Ce serait le moyen de transformer le moindre objet en quelque chose d’intéressant. On partirait par exemple d’un catalogue ancien de mobilier mi-démodé mi-boursouflé, une publication des années 1920 mais pas un bel échantillon au goût moderne de l’époque avec des bureaux art déco ou des chauffeuses aux lignes épurées, plutôt une galerie de tables rustiques aux piètements noueux et ouvragés, du lourd comme on dit aujourd’hui. On aurait, grâce à ce moyen, l’occasion de les regarder différemment, de voir par-delà leur aspect. Et bientôt, on serait surpris de leur trouver un certain charme à ces plateaux épais fixés sur de grosses colonnes en spirale avec leurs boules de bois massives comme des genoux enflés. On percevrait leur légèreté insoupçonnée et leur grâce restée longtemps ignorée de tous, qui donnerait envie d’en faire l’acquisition sous cette forme dessinée. Une console encombrante et pratiquement inamovible ne conviendrait pas dans votre living room ? Vous n’avez aucunement besoin d’un équipement ménager de grand-mère qui par ailleurs ne vient pas spécialement de chez votre grand-mère ? Pas de nécessité de bloquer votre entrée avec un solide comptoir en bois sombre qui prend la poussière? Eh bien, c’est votre jour de chance, ces modèles existent maintenant en versions revues par l’artiste, légèrement voilés pour filtrer leur lourdeur de base et révéler chaque fois, dans un entrelacs ondulant, un visage nouveau et unique. Recouvertes de nappes vibrantes, vous les reconnaitrez toujours mais vous pourrez les admirer dans une version transfigurée.
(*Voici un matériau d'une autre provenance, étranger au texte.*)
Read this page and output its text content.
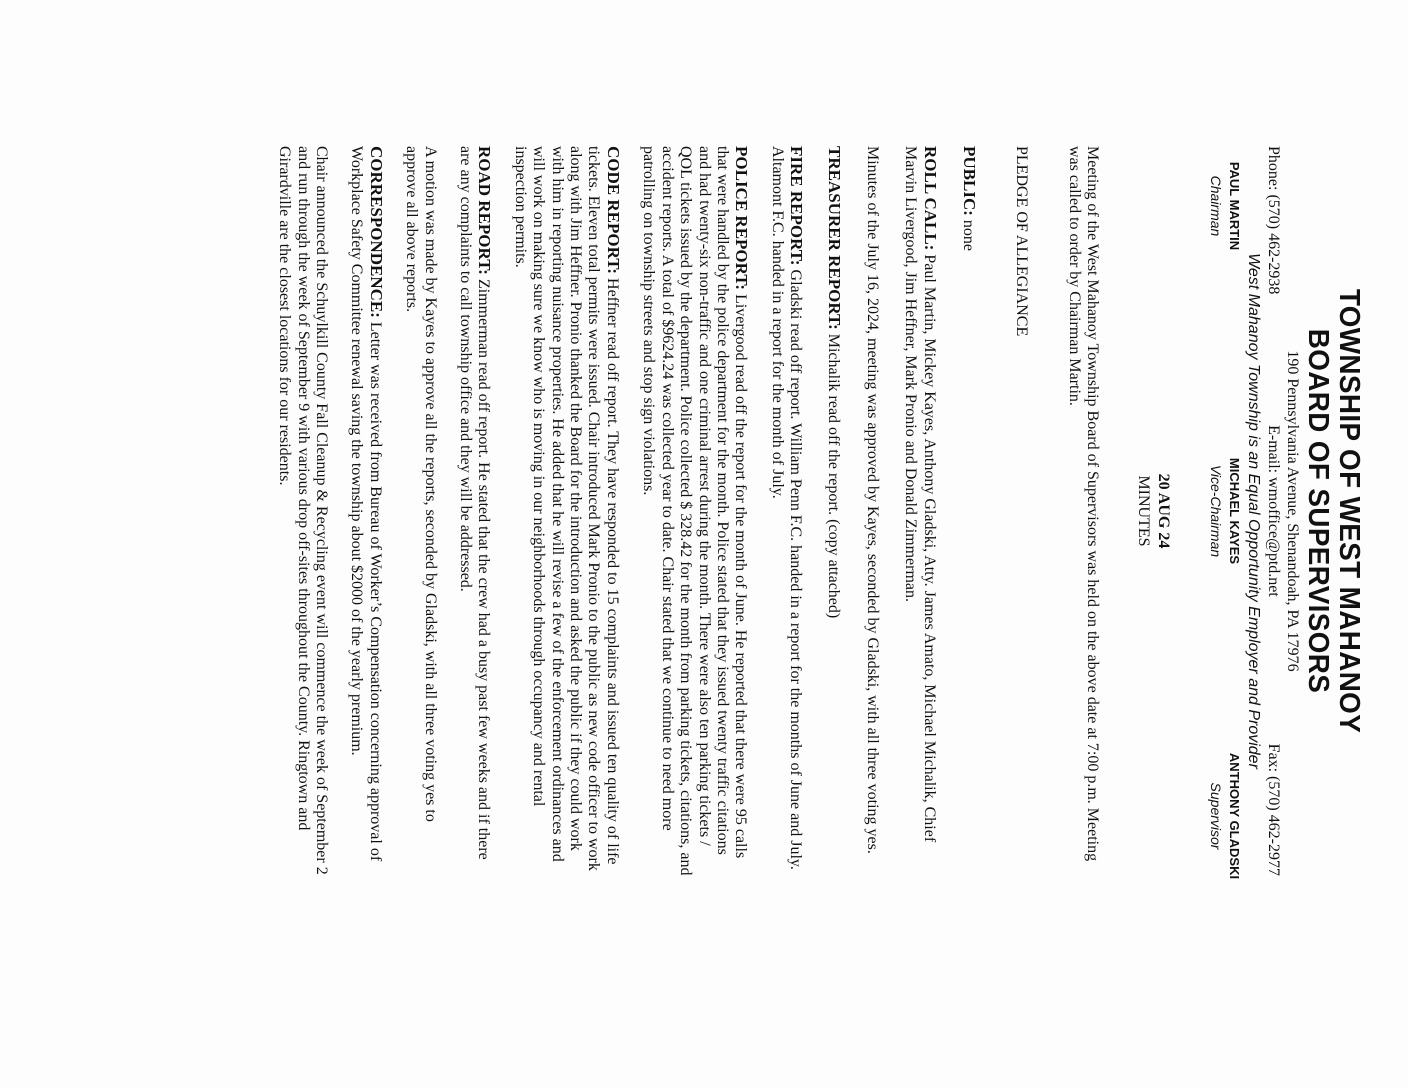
TOWNSHIP OF WEST MAHANOY
BOARD OF SUPERVISORS
190 Pennsylvania Avenue, Shenandoah, PA 17976
Phone: (570) 462-2938
E-mail: wmoffice@ptd.net
Fax: (570) 462-2977
West Mahanoy Township is an Equal Opportunity Employer and Provider
PAUL MARTIN
Chairman
MICHAEL KAYES
Vice-Chairman
ANTHONY GLADSKI
Supervisor
20 AUG 24
MINUTES

Meeting of the West Mahanoy Township Board of Supervisors was held on the above date at 7:00 p.m. Meeting was called to order by Chairman Martin.

PLEDGE OF ALLEGIANCE

PUBLIC: none

ROLL CALL: Paul Martin, Mickey Kayes, Anthony Gladski, Atty. James Amato, Michael Michalik, Chief Marvin Livergood, Jim Heffner, Mark Pronio and Donald Zimmerman.

Minutes of the July 16, 2024, meeting was approved by Kayes, seconded by Gladski, with all three voting yes.

TREASURER REPORT: Michalik read off the report. (copy attached)

FIRE REPORT: Gladski read off report. William Penn F.C. handed in a report for the months of June and July. Altamont F.C. handed in a report for the month of July.

POLICE REPORT: Livergood read off the report for the month of June. He reported that there were 95 calls that were handled by the police department for the month. Police stated that they issued twenty traffic citations and had twenty-six non-traffic and one criminal arrest during the month. There were also ten parking tickets / QOL tickets issued by the department. Police collected $ 328.42 for the month from parking tickets, citations, and accident reports. A total of $9624.24 was collected year to date. Chair stated that we continue to need more patrolling on township streets and stop sign violations.

CODE REPORT: Heffner read off report. They have responded to 15 complaints and issued ten quality of life tickets. Eleven total permits were issued. Chair introduced Mark Pronio to the public as new code officer to work along with Jim Heffner. Pronio thanked the Board for the introduction and asked the public if they could work with him in reporting nuisance properties. He added that he will revise a few of the enforcement ordinances and will work on making sure we know who is moving in our neighborhoods through occupancy and rental inspection permits.

ROAD REPORT: Zimmerman read off report. He stated that the crew had a busy past few weeks and if there are any complaints to call township office and they will be addressed.

A motion was made by Kayes to approve all the reports, seconded by Gladski, with all three voting yes to approve all above reports.

CORRESPONDENCE: Letter was received from Bureau of Worker’s Compensation concerning approval of Workplace Safety Committee renewal saving the township about $2000 of the yearly premium.

Chair announced the Schuylkill County Fall Cleanup & Recycling event will commence the week of September 2 and run through the week of September 9 with various drop off-sites throughout the County. Ringtown and Girardville are the closest locations for our residents.
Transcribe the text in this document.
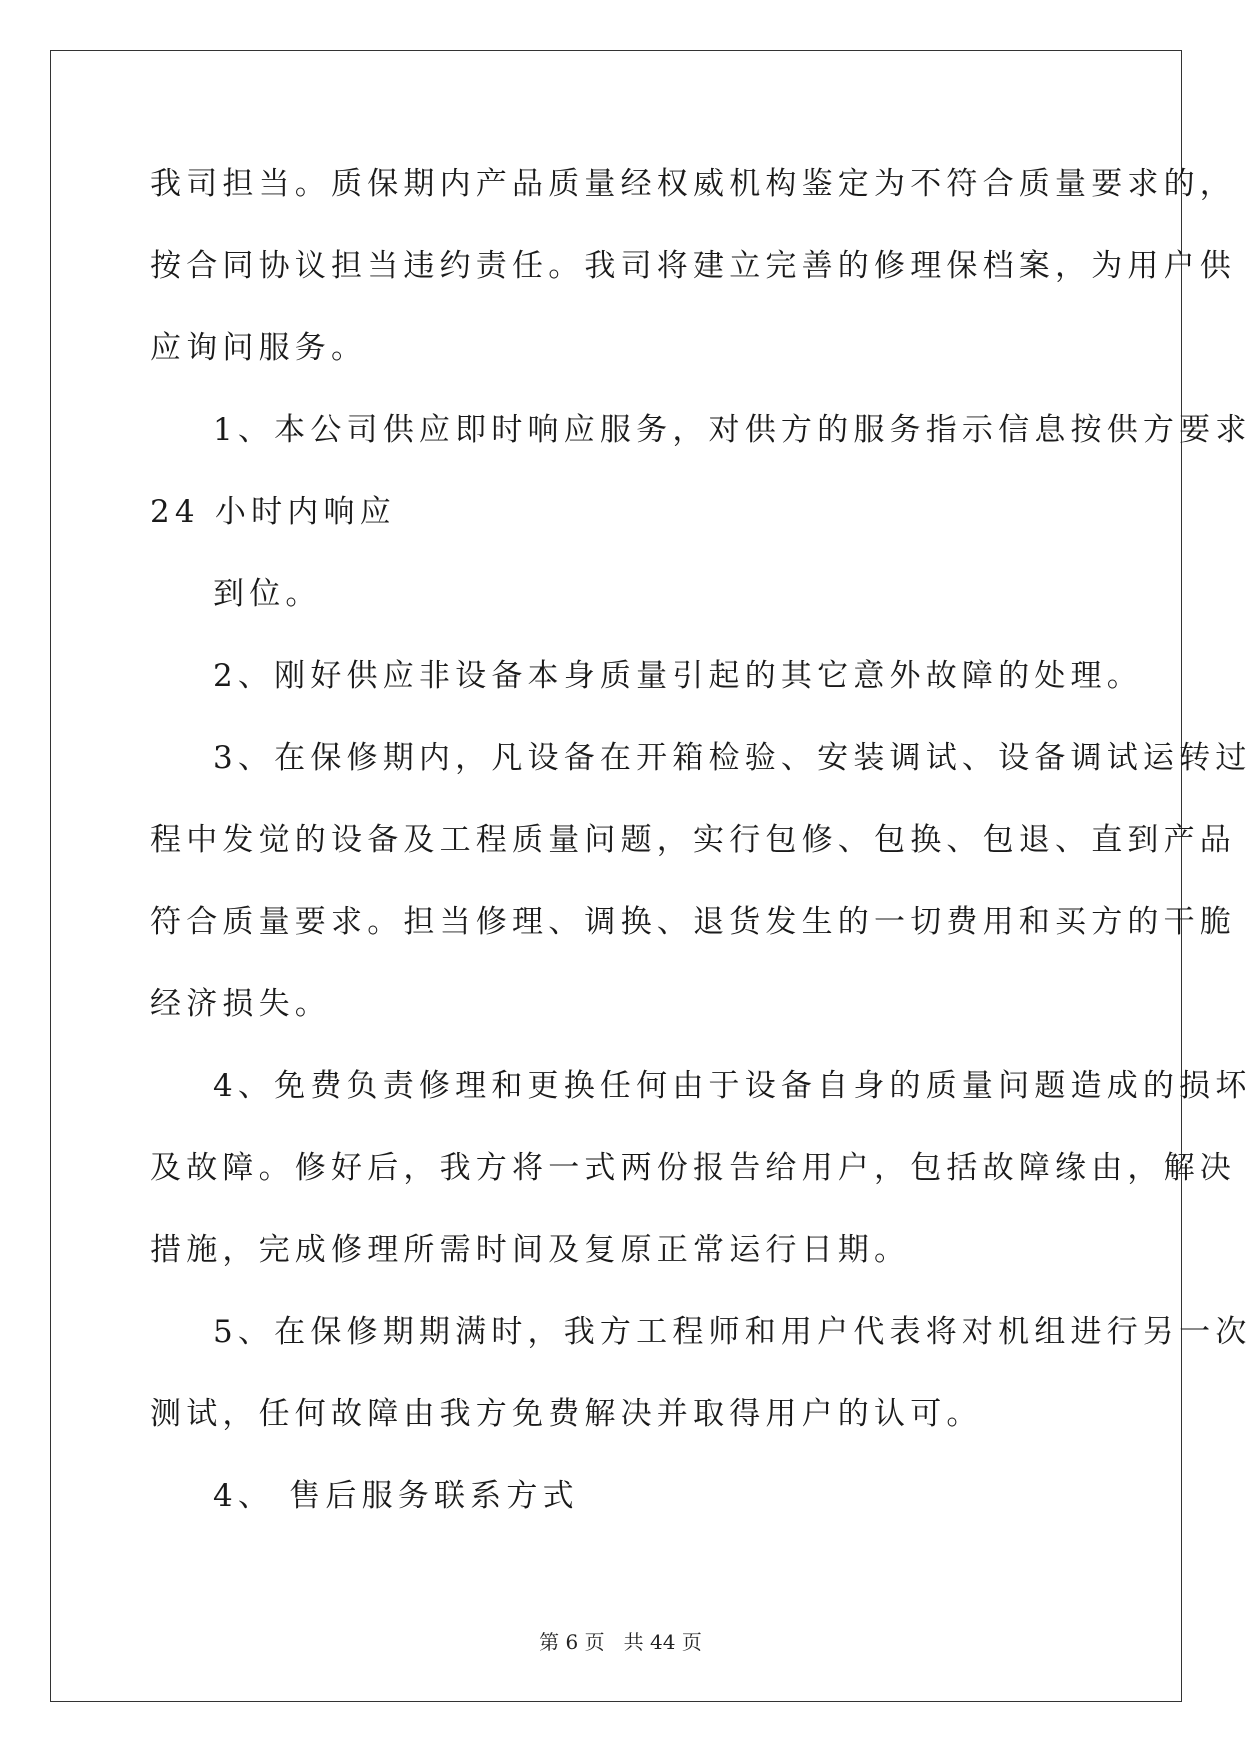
我司担当。质保期内产品质量经权威机构鉴定为不符合质量要求的，
按合同协议担当违约责任。我司将建立完善的修理保档案，为用户供
应询问服务。
1、本公司供应即时响应服务，对供方的服务指示信息按供方要求
24 小时内响应
到位。
2、刚好供应非设备本身质量引起的其它意外故障的处理。
3、在保修期内，凡设备在开箱检验、安装调试、设备调试运转过
程中发觉的设备及工程质量问题，实行包修、包换、包退、直到产品
符合质量要求。担当修理、调换、退货发生的一切费用和买方的干脆
经济损失。
4、免费负责修理和更换任何由于设备自身的质量问题造成的损坏
及故障。修好后，我方将一式两份报告给用户，包括故障缘由，解决
措施，完成修理所需时间及复原正常运行日期。
5、在保修期期满时，我方工程师和用户代表将对机组进行另一次
测试，任何故障由我方免费解决并取得用户的认可。
4、 售后服务联系方式
第 6 页   共 44 页
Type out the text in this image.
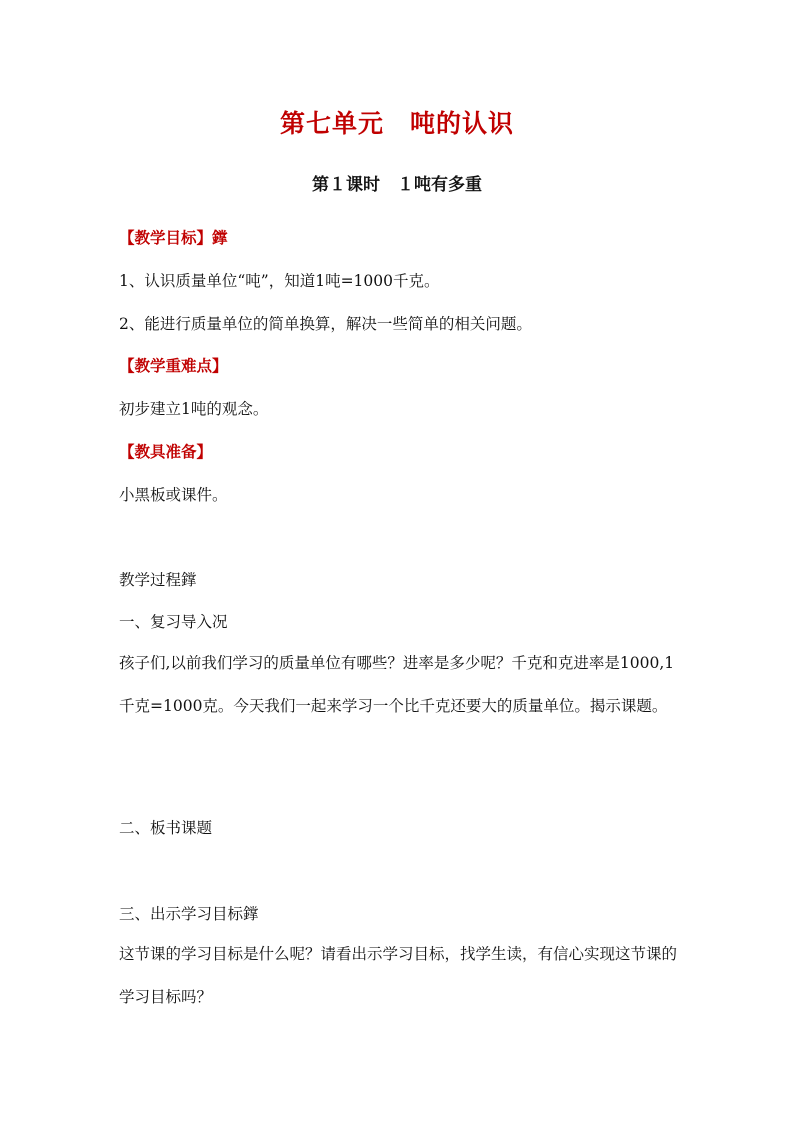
第七单元　吨的认识
第１课时　１吨有多重
【教学目标】鐣
1、认识质量单位“吨”，知道1吨=1000千克。
2、能进行质量单位的简单换算，解决一些简单的相关问题。
【教学重难点】
初步建立1吨的观念。
【教具准备】
小黑板或课件。
教学过程鐣
一、复习导入况
孩子们,以前我们学习的质量单位有哪些？进率是多少呢？千克和克进率是1000,1千克=1000克。今天我们一起来学习一个比千克还要大的质量单位。揭示课题。
二、板书课题
三、出示学习目标鐣
这节课的学习目标是什么呢？请看出示学习目标，找学生读，有信心实现这节课的学习目标吗？
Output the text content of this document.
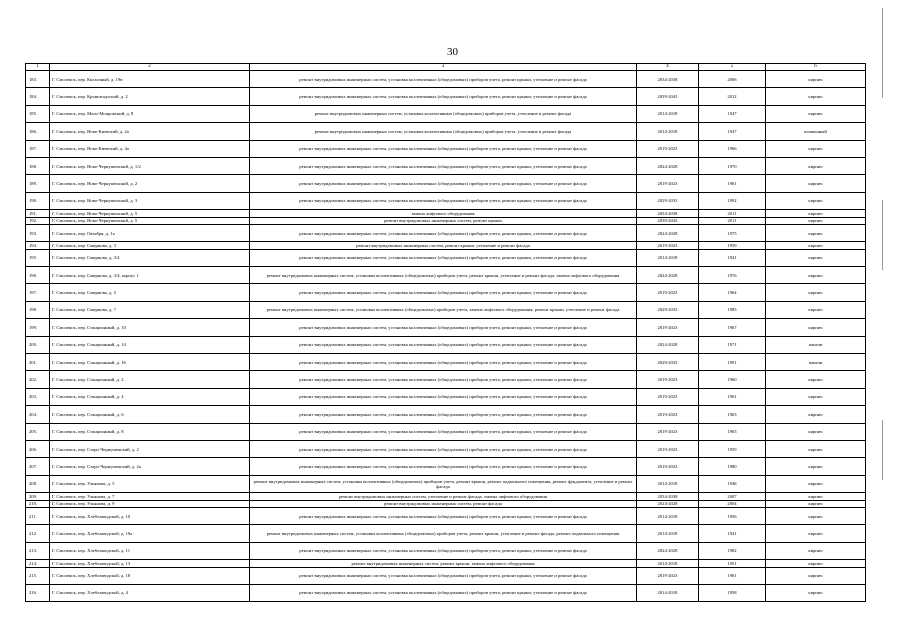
30
1	2	3	4	5	6
183.	Г. Смоленск, пер. Колхозный, д. 19в	ремонт внутридомовых инженерных систем, установка коллективных (общедомовых) приборов учета, ремонт крыши, утепление и ремонт фасада	2034-2038	2006	кирпич
184.	Г. Смоленск, пер. Кронштадтский, д. 2	ремонт внутридомовых инженерных систем, установка коллективных (общедомовых) приборов учета, ремонт крыши, утепление и ремонт фасада	2039-2043	2012	кирпич
185.	Г. Смоленск, пер. Мало-Мопровский, д. 8	ремонт внутридомовых инженерных систем, установка коллективных (общедомовых) приборов учета, утепление и ремонт фасада	2014-2018	1947	кирпич
186.	Г. Смоленск, пер. Ново-Киевский, д. 2а	ремонт внутридомовых инженерных систем, установка коллективных (общедомовых) приборов учета, утепление и ремонт фасада	2014-2018	1947	шлаконный
187.	Г. Смоленск, пер. Ново-Киевский, д. 4а	ремонт внутридомовых инженерных систем, установка коллективных (общедомовых) приборов учета, ремонт крыши, утепление и ремонт фасада	2019-2023	1966	кирпич
188.	Г. Смоленск, пер. Ново-Чернушенский, д. 1/2	ремонт внутридомовых инженерных систем, установка коллективных (общедомовых) приборов учета, ремонт крыши, утепление и ремонт фасада	2024-2028	1970	кирпич
189.	Г. Смоленск, пер. Ново-Чернушенский, д. 2	ремонт внутридомовых инженерных систем, установка коллективных (общедомовых) приборов учета, ремонт крыши, утепление и ремонт фасада	2019-2023	1961	кирпич
190.	Г. Смоленск, пер. Ново-Чернушенский, д. 3	ремонт внутридомовых инженерных систем, установка коллективных (общедомовых) приборов учета, ремонт крыши, утепление и ремонт фасада	2029-2033	1992	кирпич
191.	Г. Смоленск, пер. Ново-Чернушенский, д. 5	замена лифтового оборудования	2034-2038	2011	кирпич
192.	Г. Смоленск, пер. Ново-Чернушенский, д. 5	ремонт внутридомовых инженерных систем, ремонт крыши	2039-2043	2011	кирпич
193.	Г. Смоленск, пер. Октября, д. 1а	ремонт внутридомовых инженерных систем, установка коллективных (общедомовых) приборов учета, ремонт крыши, утепление и ремонт фасада	2024-2028	1975	кирпич
194.	Г. Смоленск, пер. Смирнова, д. 3	ремонт внутридомовых инженерных систем, ремонт крыши, утепление и ремонт фасада	2019-2023	1959	кирпич
195.	Г. Смоленск, пер. Смирнова, д. 3/4	ремонт внутридомовых инженерных систем, установка коллективных (общедомовых) приборов учета, ремонт крыши, утепление и ремонт фасада	2014-2018	1941	кирпич
196.	Г. Смоленск, пер. Смирнова, д. 3/4, корпус 1	ремонт внутридомовых инженерных систем, установка коллективных (общедомовых) приборов учета, ремонт крыши, утепление и ремонт фасада, замена лифтового оборудования	2024-2028	1976	кирпич
197.	Г. Смоленск, пер. Смирнова, д. 5	ремонт внутридомовых инженерных систем, установка коллективных (общедомовых) приборов учета, ремонт крыши, утепление и ремонт фасада	2019-2023	1964	кирпич
198.	Г. Смоленск, пер. Смирнова, д. 7	ремонт внутридомовых инженерных систем, установка коллективных (общедомовых) приборов учета, замена лифтового оборудования, ремонт крыши, утепление и ремонт фасада	2029-2033	1985	кирпич
199.	Г. Смоленск, пер. Станционный, д. 10	ремонт внутридомовых инженерных систем, установка коллективных (общедомовых) приборов учета, ремонт крыши, утепление и ремонт фасада	2019-2023	1967	кирпич
200.	Г. Смоленск, пер. Станционный, д. 14	ремонт внутридомовых инженерных систем, установка коллективных (общедомовых) приборов учета, ремонт крыши, утепление и ремонт фасада	2024-2028	1971	панели
201.	Г. Смоленск, пер. Станционный, д. 16	ремонт внутридомовых инженерных систем, установка коллективных (общедомовых) приборов учета, ремонт крыши, утепление и ремонт фасада	2029-2033	1991	панели
202.	Г. Смоленск, пер. Станционный, д. 2	ремонт внутридомовых инженерных систем, установка коллективных (общедомовых) приборов учета, ремонт крыши, утепление и ремонт фасада	2019-2023	1960	кирпич
203.	Г. Смоленск, пер. Станционный, д. 4	ремонт внутридомовых инженерных систем, установка коллективных (общедомовых) приборов учета, ремонт крыши, утепление и ремонт фасада	2019-2023	1961	кирпич
204.	Г. Смоленск, пер. Станционный, д. 6	ремонт внутридомовых инженерных систем, установка коллективных (общедомовых) приборов учета, ремонт крыши, утепление и ремонт фасада	2019-2023	1963	кирпич
205.	Г. Смоленск, пер. Станционный, д. 8	ремонт внутридомовых инженерных систем, установка коллективных (общедомовых) приборов учета, ремонт крыши, утепление и ремонт фасада	2019-2023	1965	кирпич
206.	Г. Смоленск, пер. Старо-Чернушенский, д. 2	ремонт внутридомовых инженерных систем, установка коллективных (общедомовых) приборов учета, ремонт крыши, утепление и ремонт фасада	2019-2023	1959	кирпич
207.	Г. Смоленск, пер. Старо-Чернушенский, д. 2а	ремонт внутридомовых инженерных систем, установка коллективных (общедомовых) приборов учета, ремонт крыши, утепление и ремонт фасада	2019-2023	1980	кирпич
208.	Г. Смоленск, пер. Ульянова, д. 5	ремонт внутридомовых инженерных систем, установка коллективных (общедомовых) приборов учета, ремонт крыши, ремонт подвального помещения, ремонт фундамента, утепление и ремонт фасада	2014-2018	1948	кирпич
209.	Г. Смоленск, пер. Ульянова, д. 7	ремонт внутридомовых инженерных систем, утепление и ремонт фасада, замена лифтового оборудования	2034-2038	2007	кирпич
210.	Г. Смоленск, пер. Ульянова, д. 9	ремонт внутридомовых инженерных систем, ремонт фасада	2024-2028	2004	кирпич
211.	Г. Смоленск, пер. Хлебозаводской, д. 10	ремонт внутридомовых инженерных систем, установка коллективных (общедомовых) приборов учета, ремонт крыши, утепление и ремонт фасада	2014-2018	1956	кирпич
212.	Г. Смоленск, пер. Хлебозаводской, д. 10а	ремонт внутридомовых инженерных систем, установка коллективных (общедомовых) приборов учета, ремонт крыши, утепление и ремонт фасада, ремонт подвального помещения	2014-2018	1941	кирпич
213.	Г. Смоленск, пер. Хлебозаводской, д. 11	ремонт внутридомовых инженерных систем, установка коллективных (общедомовых) приборов учета, ремонт крыши, утепление и ремонт фасада	2024-2028	1982	кирпич
214.	Г. Смоленск, пер. Хлебозаводской, д. 13	ремонт внутридомовых инженерных систем, ремонт крыши, замена лифтового оборудования	2014-2018	1951	кирпич
215.	Г. Смоленск, пер. Хлебозаводской, д. 18	ремонт внутридомовых инженерных систем, установка коллективных (общедомовых) приборов учета, ремонт крыши, утепление и ремонт фасада	2019-2023	1961	кирпич
216.	Г. Смоленск, пер. Хлебозаводской, д. 4	ремонт внутридомовых инженерных систем, установка коллективных (общедомовых) приборов учета, ремонт крыши, утепление и ремонт фасада	2014-2018	1958	кирпич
Ce moyen est visible et demeure un mystère. Vous en observez à loisir le résultat et l’artiste en personne pourra vous l’expliquer – dans la limite de ses disponibilités – mais son intervention se décide entre lui et lui dans un mélange d’intuition et d’élan.
Pour orner ces énormes tables, on aurait pu placer des bouquets de pivoines ou de gigantesques glaïeuls, arranger des dahlias dans un vase rebondi ou une potiche grand style. Mais les supports concrets s’étant mués en œuvres de Jochen Gerner, il a fallu procéder de la même façon avec les fleurs. C’est ainsi que par le même geste révélant les objets sous des lignes inspirées de leurs propres formes, les fleurs se sont retrouvées cachées-révélées à travers quelques ouvertures puis parsemées de confettis codés.
Il ne restait plus qu’à ajouter à cet ensemble quelques minéraux et une station de ski. Pourquoi le ski? Enfin, parce que c’est un excellent sport qui permet de tracer des lignes.